Multi-Asset Focus  

Using multi-asset as a strategy within pension planning

Using multi-asset as a strategy within pension planning

With its promise of steady growth, diversification and tightly controlled risk, it is easy to see how multi-asset has gained traction within pension planning over recent years.

In addition, there is a clear connection between the clear objectives set out for different parts of the pension journey and the outcome-orientated nature of multi-asset solutions, creating a natural pathway for advisers and their clients towards these products.

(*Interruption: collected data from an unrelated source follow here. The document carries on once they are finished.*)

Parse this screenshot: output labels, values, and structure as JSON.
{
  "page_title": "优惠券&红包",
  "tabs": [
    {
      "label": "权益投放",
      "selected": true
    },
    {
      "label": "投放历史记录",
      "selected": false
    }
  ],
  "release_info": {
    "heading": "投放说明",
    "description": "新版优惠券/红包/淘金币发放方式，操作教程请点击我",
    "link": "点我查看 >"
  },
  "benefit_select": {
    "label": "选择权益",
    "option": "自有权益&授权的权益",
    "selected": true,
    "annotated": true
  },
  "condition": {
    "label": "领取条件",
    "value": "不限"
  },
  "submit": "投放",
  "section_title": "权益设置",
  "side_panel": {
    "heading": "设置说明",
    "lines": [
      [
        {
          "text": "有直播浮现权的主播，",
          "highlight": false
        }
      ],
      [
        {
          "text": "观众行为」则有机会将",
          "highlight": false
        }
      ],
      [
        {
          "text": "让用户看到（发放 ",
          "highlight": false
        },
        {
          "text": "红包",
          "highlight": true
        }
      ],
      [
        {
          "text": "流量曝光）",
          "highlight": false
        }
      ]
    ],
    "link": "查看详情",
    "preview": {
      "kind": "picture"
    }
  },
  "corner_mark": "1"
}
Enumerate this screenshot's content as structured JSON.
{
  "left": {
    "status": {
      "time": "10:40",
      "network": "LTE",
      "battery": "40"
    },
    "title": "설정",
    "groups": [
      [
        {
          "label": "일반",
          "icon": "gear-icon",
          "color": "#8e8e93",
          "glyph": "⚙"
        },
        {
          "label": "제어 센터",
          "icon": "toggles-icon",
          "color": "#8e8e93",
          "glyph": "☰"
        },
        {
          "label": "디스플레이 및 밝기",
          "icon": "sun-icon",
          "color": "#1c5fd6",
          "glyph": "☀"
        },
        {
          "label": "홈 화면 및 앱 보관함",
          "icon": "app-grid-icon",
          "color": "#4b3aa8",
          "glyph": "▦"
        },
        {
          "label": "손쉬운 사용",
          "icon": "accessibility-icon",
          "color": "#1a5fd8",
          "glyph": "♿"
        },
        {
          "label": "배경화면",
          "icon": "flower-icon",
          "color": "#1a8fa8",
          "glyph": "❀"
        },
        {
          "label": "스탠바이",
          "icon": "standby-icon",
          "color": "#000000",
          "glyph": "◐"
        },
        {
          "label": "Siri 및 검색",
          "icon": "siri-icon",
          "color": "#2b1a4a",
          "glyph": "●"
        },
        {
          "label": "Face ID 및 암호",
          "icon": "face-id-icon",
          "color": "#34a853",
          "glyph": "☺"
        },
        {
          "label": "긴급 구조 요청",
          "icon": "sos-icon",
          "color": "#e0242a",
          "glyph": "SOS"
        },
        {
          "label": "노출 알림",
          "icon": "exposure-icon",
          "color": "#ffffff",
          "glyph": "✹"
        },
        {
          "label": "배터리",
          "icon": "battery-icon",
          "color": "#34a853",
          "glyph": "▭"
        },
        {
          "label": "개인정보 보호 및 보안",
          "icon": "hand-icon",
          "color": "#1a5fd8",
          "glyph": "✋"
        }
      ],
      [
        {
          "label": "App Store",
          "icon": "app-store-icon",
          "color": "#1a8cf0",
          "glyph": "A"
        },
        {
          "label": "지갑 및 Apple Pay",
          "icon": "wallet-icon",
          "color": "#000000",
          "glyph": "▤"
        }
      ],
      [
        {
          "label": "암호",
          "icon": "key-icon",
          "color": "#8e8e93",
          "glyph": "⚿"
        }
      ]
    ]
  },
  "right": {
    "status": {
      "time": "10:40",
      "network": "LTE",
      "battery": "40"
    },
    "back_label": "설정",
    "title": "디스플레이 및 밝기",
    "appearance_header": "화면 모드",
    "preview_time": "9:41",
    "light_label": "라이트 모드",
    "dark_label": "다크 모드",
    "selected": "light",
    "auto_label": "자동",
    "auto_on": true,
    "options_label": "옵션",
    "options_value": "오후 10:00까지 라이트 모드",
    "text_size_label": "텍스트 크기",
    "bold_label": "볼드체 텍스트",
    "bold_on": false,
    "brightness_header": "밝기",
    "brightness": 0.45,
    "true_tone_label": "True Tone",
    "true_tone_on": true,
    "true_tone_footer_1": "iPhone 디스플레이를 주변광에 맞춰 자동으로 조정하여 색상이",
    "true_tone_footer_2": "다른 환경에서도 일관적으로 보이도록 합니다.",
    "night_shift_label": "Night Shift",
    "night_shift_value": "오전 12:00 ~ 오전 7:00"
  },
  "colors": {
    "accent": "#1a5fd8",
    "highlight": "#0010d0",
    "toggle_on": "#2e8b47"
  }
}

Indeed, a key benefit is the capacity the multi-asset manager has to blend a wide range of options in a flexible way to help the client achieve their goals over the investment lifecycle. 

“With pension planning there are more defined objectives and the client needs the certainty of the outcomes to be higher. That has to be taken into consideration when approaching multi-asset solutions,” states Andrew Harman, senior portfolio manager, multi-asset solutions at First State Investments.

“Earlier in the investment, the client can take on more risk and as they get closer to the end goal, capital preservation becomes more important. 

“As there is a range of options available, the manager can make the best choice over the investment cycle. For example, at the moment, sovereign bonds are not delivering as well as they have in the past.

"However, within multi-asset, other assets can be used to fulfil that part of the portfolio. For instance, investment grade credit or emerging market government bonds. There is a great deal of choice and flexibility.”

For Claire Felgate, head of DC at BlackRock, it is easy to see how multi-asset lends itself well to pension planning, where downside risk is pivotal and outcomes need to be closely bound with the clients’ requirements. 

“If we consider how multi-asset is different from other options, the funds and strategies are outcome-orientated, which is important for pension planning,” she says.

“In those first conversations we have with clients we try to determine what their aims are and then look at how best to invest to achieve those goals and it is clear to see that considering multi-asset solutions can make sense when looking specifically at reaching certain outcomes.” 

In a white paper authored by DC strategist Elena Zhmurova, Invesco considered how multi-asset – specifically diversified growth funds (DGFs) – was appealing within DC portfolios because of the potential combination of growth, diversification and reduced volatility within a single product.

It warns, however, that not all products are equal and it is down to the individual to consider whether the end product is in line with the individual client’s needs. 

Ms Zhmurova says: “Despite targeting similar objectives of delivering equity-like returns but with lower volatility than global equity markets over time, DGFs can differ significantly in terms of investment philosophy, asset allocation, range of asset classes deployed and the portfolio manager‘s area of expertise. Therefore, outcomes for members can vary.